I was inspired by Kerry K. Taylor’s post “1 Organic Chicken, 22 Meals, $49.00 Bucks,” and so I roasted a chicken this weekend for our family. My chicken was not as expensive, but I bought two of them (one for the freezer because it’s ever-so hard to get to the butcher), and some other supplies for the upcoming weeks. It’s all a pale attempt for me to put into action the increasing guilt I feel over not cooking enough at home. We order a lot of food, and we’re also trying to civilize (ha ha ha ha ha ha!) our two-year-old and have full family dinners a couple of times a week (RRBB often eats earlier than we do, hopefully this won’t be forever).
So I cooked this lovely old chicken, roasted some vegetables, which were terrible, made an apple crisp and some muffins too this weekend. Sometimes, cooking feels like such a balm to me, it’s work that is rewarding but also fills up the busy time. Having a curious and over-active toddler doesn’t make it easy–he wants to stir everything, dump everything, and generally make a giant mess as I’m trying to keep things tidy, but it’s killing our budget to eat out so much.

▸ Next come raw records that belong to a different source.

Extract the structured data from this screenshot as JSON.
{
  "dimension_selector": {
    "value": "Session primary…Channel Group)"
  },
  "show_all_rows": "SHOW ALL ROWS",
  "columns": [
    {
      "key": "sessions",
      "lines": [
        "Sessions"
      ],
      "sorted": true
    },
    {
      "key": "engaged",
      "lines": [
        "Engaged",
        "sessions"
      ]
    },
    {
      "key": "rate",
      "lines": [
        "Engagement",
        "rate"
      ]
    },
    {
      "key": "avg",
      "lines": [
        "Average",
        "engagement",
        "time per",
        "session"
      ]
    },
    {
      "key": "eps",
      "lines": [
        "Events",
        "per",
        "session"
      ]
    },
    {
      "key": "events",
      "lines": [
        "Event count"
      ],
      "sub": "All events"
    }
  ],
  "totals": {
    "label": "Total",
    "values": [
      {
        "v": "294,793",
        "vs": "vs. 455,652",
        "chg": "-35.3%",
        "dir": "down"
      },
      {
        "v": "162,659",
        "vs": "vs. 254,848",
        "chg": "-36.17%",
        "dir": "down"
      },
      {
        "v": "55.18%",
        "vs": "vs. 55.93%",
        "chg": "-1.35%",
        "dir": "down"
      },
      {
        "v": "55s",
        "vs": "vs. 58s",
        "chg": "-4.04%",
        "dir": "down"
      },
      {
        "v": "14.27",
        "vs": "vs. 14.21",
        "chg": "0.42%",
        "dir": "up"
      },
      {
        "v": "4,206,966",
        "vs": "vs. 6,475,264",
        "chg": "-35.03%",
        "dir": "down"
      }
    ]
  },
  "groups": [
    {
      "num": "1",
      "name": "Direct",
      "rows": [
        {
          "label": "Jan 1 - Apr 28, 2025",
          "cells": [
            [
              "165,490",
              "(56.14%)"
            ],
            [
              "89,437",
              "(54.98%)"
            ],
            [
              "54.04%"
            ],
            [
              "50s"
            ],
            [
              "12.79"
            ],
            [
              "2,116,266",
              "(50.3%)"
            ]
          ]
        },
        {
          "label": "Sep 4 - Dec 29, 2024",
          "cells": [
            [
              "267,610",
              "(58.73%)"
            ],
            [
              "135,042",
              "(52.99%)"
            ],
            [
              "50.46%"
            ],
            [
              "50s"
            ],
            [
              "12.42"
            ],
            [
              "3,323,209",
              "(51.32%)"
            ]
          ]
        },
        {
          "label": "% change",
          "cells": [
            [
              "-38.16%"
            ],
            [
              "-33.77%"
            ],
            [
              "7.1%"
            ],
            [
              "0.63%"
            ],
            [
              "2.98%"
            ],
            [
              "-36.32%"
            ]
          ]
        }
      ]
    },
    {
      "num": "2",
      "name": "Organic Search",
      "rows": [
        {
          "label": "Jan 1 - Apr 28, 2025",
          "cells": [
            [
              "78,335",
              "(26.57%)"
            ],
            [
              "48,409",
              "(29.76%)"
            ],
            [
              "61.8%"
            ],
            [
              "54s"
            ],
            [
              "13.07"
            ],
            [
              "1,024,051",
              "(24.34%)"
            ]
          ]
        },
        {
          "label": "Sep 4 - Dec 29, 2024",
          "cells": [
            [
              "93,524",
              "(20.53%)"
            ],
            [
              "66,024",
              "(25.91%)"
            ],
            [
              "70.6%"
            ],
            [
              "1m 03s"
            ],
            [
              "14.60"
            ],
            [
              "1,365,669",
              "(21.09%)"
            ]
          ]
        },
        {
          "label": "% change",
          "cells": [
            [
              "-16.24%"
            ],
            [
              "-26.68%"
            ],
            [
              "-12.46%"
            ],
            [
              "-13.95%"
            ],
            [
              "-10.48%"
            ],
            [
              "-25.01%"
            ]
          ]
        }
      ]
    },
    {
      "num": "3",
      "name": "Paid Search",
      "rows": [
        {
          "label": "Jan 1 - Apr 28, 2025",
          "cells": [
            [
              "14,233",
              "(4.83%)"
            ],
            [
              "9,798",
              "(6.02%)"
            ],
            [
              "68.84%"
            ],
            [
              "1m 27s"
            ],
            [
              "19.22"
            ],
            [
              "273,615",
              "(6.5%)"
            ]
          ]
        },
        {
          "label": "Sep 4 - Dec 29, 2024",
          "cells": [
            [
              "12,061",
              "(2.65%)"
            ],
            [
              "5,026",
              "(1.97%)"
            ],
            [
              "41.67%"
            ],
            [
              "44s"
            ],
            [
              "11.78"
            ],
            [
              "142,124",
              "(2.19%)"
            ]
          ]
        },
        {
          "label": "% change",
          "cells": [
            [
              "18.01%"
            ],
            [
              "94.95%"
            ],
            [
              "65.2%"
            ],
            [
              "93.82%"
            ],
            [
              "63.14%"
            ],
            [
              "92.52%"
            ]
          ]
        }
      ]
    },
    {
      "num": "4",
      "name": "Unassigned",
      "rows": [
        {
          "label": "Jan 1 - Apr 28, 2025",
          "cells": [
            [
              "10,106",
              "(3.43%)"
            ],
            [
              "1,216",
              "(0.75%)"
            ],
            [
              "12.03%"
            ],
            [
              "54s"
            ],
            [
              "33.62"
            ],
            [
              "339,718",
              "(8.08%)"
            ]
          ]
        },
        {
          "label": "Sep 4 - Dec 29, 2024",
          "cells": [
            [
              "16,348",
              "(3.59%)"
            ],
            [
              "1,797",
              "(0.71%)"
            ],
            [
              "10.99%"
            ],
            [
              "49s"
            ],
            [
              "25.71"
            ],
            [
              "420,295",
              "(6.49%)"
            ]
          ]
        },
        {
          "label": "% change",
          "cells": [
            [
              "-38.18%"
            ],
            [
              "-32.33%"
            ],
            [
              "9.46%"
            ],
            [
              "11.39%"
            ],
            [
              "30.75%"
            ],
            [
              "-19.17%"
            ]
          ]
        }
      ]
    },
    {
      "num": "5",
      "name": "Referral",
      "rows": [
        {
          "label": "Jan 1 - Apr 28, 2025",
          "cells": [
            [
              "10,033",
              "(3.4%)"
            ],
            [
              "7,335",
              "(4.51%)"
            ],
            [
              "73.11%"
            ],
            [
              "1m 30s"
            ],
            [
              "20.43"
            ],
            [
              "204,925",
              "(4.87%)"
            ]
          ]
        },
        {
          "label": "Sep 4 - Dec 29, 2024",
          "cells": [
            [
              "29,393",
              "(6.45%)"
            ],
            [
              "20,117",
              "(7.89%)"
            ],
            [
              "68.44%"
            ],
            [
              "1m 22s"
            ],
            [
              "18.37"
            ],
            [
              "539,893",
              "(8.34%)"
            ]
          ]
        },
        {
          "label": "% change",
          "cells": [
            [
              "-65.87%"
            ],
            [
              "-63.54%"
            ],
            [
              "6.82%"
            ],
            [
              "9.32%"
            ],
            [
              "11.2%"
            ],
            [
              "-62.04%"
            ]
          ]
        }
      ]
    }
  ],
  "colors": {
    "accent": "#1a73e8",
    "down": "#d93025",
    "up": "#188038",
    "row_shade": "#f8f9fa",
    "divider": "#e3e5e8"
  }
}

I’m hoping that I’ll be able to make some chicken soup this week, because I did make stock from the leftovers, which is at least two, most likely three meals, and then some when you add in Ethan’s meals too. But every week, like anything else in my life, I try so hard to say, “oh, no ordering this week!” and then bam! something hits and we’re stuck back in the same rut of ordering and eating bad food. It’s so unhealthy. Yet, it seems to be all about surviving these days. Add to my over-layered sense of guilt–I read Mark Bittman’s delightful Cooking Solves Everything Byliner original the other day, and have been feeling the pressure to at least try and cook more. It’s easy at the cottage–there’s no phone, and hence no take-out, but the minute we’re back in the city, cheap Chinese food’s on speed dial and there goes another year of my life to bad cholesterol.
My health, for once, feels kind of stable, even if I’m always exhausted and rundown. At least my kidneys are cooperating and my bloodwork isn’t a puzzle for sixteen-dozen specialists to figure out. But even if that’s under control, I’m still the unhealthiest I’ve been in the last five years. Being overweight, under-stimulated, sluggish, and a whole host of side effects from the various medications I’m on, means I’m stuck in a rut that I can’t get out of. It’s hard to put all that pressure on one lonely “happy”-esque chicken to solve my problems, but it was a good step. Fingers crossed our soup turns out.